Part 2: How geology and society have co-evolved from the 18th century till the 2010s

 

Part 2:

Part 2 of the Scottish Enlightenment, where I focus on how Hutton used ideas from his time, to incorporate  them into his own theories on geology. Here I try to show, that Hutton couldn’t have succeeded without the aide of his friends and how the work of David Hume and James Hutton influenced each other in such a crucial manner. Hutton took the end products of industrial processes just emerging in Scotland and imagined them in the context of nature, such as a volcano being a giant furnace.

This segment was inspired by a BBC Radio 4 broadcast: Early Geology (In Our Time).

The reasoning of James Hutton – Observing Nature away from the texts


One of the key defining features of Hutton, was his interest in individual observation. He was against the idea that one should rely on old texts such as the Bible to come up with theories on how the Earth came to be. He advocated for observing the world in the the present as it is, not as described in old texts. He got this idea from David Hume who also made the same argument about the Bible and our understanding of the world. According to Hume we need to observe the world on our own rather than rely on other’ people’s descriptions.

This encouraged Hutton to study the geology of the area through his own trips and studies. Along with James Watt, this made James Hutton combine laboratory experiments with field observations!


Hutton was the first man to understand the concept of the rock cycle. He stipulated that Earth is a heat engine, with a thin rocky crust at the top. Rocks are created through a cycle which is eternally rotating molten rock to the surface and pushing cold rock back into the heat engine. Hutton liked to compare the Earth’s processes to the steam engine machines of James Watt.
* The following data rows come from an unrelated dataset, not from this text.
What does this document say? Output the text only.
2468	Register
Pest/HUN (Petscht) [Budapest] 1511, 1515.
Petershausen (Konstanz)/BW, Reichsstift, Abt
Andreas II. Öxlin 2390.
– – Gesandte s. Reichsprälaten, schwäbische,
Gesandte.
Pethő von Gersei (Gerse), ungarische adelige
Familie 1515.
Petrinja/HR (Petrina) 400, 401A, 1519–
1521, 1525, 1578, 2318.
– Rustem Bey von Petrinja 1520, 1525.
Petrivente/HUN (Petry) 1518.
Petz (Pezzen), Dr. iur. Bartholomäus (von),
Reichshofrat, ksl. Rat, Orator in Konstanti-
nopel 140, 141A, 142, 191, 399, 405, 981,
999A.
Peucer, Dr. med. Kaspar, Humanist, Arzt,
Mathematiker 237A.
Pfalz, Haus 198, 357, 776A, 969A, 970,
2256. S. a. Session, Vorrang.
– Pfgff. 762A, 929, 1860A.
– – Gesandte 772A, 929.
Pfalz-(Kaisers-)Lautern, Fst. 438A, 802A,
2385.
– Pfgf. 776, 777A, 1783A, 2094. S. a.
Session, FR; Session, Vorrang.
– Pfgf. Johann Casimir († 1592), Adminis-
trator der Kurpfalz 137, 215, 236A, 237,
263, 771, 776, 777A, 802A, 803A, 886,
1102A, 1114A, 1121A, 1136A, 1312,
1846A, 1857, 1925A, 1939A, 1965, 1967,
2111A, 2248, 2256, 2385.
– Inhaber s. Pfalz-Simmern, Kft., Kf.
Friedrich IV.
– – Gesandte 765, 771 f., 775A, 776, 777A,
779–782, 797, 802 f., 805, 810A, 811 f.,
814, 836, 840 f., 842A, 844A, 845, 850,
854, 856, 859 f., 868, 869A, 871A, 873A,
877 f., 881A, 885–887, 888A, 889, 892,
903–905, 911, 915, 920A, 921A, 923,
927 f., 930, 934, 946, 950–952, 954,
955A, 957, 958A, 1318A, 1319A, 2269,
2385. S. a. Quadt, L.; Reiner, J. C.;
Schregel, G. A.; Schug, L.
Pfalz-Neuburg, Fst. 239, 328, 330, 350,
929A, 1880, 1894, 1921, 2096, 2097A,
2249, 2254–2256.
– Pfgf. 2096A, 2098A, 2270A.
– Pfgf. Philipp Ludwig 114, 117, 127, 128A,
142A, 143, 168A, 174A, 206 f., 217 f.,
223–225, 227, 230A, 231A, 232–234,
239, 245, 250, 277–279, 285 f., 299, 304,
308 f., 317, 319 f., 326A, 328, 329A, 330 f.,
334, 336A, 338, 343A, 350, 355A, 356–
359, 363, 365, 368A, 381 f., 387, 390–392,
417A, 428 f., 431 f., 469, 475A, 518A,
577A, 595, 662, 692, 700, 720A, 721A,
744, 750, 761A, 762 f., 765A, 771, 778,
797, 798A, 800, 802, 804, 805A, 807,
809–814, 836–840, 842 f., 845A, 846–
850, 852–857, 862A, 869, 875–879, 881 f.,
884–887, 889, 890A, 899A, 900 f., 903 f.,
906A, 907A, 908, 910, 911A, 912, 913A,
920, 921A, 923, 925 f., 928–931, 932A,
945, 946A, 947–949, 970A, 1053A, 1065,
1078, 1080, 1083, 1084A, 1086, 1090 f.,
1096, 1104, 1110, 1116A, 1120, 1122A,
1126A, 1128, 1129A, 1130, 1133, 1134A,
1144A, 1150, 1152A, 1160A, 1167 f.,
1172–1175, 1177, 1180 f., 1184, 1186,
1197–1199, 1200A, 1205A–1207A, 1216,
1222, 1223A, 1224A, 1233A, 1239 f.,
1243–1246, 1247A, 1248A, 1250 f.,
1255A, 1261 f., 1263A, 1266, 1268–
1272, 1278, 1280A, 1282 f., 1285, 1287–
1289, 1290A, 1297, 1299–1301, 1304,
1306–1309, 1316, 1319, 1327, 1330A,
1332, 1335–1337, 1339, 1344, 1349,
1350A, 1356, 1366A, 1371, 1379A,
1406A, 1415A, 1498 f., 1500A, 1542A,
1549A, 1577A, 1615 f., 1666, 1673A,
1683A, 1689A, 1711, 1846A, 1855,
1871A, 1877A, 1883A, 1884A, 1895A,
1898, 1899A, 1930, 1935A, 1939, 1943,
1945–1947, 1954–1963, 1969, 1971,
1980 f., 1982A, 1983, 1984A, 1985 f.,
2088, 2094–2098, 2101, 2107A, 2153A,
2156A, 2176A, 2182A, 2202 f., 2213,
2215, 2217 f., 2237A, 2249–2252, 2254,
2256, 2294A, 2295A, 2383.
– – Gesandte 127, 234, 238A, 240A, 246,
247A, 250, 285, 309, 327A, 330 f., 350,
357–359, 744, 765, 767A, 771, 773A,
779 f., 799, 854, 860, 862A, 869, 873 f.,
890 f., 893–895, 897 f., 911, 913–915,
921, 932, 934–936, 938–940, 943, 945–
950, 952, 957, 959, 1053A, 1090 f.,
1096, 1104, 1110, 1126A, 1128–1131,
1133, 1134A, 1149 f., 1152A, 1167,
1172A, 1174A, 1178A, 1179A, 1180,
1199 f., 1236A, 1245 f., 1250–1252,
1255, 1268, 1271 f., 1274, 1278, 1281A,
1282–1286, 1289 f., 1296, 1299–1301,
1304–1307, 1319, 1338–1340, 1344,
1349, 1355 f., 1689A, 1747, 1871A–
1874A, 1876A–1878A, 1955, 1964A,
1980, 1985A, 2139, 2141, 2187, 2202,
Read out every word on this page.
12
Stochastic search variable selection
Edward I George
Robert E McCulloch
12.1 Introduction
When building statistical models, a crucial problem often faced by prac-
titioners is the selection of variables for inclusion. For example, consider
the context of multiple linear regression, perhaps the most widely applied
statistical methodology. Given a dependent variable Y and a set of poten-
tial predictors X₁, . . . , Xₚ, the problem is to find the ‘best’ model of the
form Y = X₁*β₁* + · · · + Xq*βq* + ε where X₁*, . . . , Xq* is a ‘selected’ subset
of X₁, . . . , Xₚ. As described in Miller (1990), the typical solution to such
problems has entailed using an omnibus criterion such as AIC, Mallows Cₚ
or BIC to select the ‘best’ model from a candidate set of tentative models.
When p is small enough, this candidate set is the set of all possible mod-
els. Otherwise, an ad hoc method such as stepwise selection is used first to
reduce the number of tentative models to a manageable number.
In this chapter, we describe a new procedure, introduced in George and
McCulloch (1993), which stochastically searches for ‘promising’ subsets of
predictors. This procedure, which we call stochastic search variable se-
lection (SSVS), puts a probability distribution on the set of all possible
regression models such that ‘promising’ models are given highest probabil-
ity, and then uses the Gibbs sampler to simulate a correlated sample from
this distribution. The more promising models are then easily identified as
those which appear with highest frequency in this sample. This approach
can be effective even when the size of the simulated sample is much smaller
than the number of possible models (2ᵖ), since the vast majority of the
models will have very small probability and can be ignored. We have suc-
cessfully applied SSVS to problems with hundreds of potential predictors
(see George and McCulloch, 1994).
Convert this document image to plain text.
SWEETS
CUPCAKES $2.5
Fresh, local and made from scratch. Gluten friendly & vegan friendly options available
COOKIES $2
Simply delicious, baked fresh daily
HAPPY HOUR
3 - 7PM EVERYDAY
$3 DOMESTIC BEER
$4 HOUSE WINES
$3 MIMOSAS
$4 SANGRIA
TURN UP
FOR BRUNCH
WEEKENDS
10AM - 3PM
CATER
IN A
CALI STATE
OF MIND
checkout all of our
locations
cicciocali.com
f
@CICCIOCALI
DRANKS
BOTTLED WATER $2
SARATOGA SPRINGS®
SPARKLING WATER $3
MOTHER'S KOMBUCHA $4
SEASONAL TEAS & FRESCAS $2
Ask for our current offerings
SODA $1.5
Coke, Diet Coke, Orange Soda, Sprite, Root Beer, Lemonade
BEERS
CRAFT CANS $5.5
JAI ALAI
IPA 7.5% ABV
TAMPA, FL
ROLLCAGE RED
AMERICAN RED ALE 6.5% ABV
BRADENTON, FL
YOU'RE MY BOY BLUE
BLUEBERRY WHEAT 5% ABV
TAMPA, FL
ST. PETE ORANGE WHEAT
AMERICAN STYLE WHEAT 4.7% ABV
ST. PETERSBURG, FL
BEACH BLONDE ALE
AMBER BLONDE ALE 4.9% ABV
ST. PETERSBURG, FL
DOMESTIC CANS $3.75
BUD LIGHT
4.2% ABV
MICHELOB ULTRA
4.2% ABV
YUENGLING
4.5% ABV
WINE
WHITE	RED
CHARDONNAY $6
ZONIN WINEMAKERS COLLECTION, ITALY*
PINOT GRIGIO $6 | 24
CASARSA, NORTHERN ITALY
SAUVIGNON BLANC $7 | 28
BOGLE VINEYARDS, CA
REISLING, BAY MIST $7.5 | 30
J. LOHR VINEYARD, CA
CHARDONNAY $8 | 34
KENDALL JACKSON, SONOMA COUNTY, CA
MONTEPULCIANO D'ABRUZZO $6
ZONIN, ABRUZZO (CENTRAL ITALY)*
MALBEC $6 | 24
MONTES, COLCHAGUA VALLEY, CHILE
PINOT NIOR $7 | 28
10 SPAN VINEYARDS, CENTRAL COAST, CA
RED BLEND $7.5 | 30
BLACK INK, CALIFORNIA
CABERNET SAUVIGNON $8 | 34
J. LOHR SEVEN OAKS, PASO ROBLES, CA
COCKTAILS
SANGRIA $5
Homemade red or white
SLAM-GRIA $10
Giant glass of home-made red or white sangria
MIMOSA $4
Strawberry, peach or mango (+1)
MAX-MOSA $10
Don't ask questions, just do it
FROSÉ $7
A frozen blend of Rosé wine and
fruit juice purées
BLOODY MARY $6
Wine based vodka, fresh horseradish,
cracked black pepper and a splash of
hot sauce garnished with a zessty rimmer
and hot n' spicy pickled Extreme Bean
“We know that the land is raised by a power which has for its principle subterraneous heat, but how that land is preserved in its elevated station, is a subject which we have not even the means to form a conjecture.” – James Hutton


 “… in every quarter of the globe, and in every climate of the earth, there is formed, by means of the decay of solid rocks, and by the transportation of those moveable materials, that beautiful system of mountains and valleys, of hills and plains, covered with growing plants, and inhabited by animals.” – James Hutton


James Hutton, the Heat Engine Driving the Planet and the Leith Glassmakers

Leith in its time was a major centre of Scottish industry. One of the large businesses was glass blowing. They used to make glass with sand. James Hutton took notice.


James Hutton did something very amazing for his time. He tried to find mini examples of the evidence for the large processes, he has observed. He observed how granite, is formed of large crystals that could easily be picked up by the human eye. He also got samples of obsidian from Italy. He was convinced that both material got to the Earth as hot material and cooled down after meeting the cold rock of the sediments.


Bellow glass making can be seen. Hutton compared how glass cooled to how lava cooled in the real world. He realized that how fast things cool, that is universal. So volcanic glass happened the same way as human glass. And when glass cools slowly, it forms the same crystals as igneous rocks! James Hutton recognized that at Glen Tilt.


“The volcano was not created to scare superstitious minds and plunge them into fits of piety and devotion. It should be seen as the vent of a furnace.” – JAMES HUTTON (1788)

Charles Lyell and Charles Darwin

Charles Lyell gives a scientific basis for geology, he set up a method based on change through time. He highlighted that Earth wasn’t fixed, it was in an up and down motion. Lyell was born in Angus, his work included the expansion on Hutton’s work and the creation of geology as a serious science based on field evidence. Lyell traveled all over Europe and all over North America.

He was a mentor to Charles Darwin as Charles started out as a geologist from the University of Edinburgh before transferring to Cambridge. He took the work of Charles Lyell with him when he went on his journey around the globe with the ship, Beagle.

Lyell’s work inspired Darwin on evolution.

“But Geology carries the day: it is like the pleasure of gambling, speculating, on first arriving, what the rocks may be; I often mentally cry out 3 to 1 Tertiary against primitive; but the latter have hitherto won all the bets.” – Charles Darwin



Darwin is a very inspiring character:

Adam Sedgwick and Geological Time

Adam Sedgwick divided up the geological timescales into Devonian and Silurian. He along with Charles Lyell traveled around Europe and studied the volcanoes of Italy.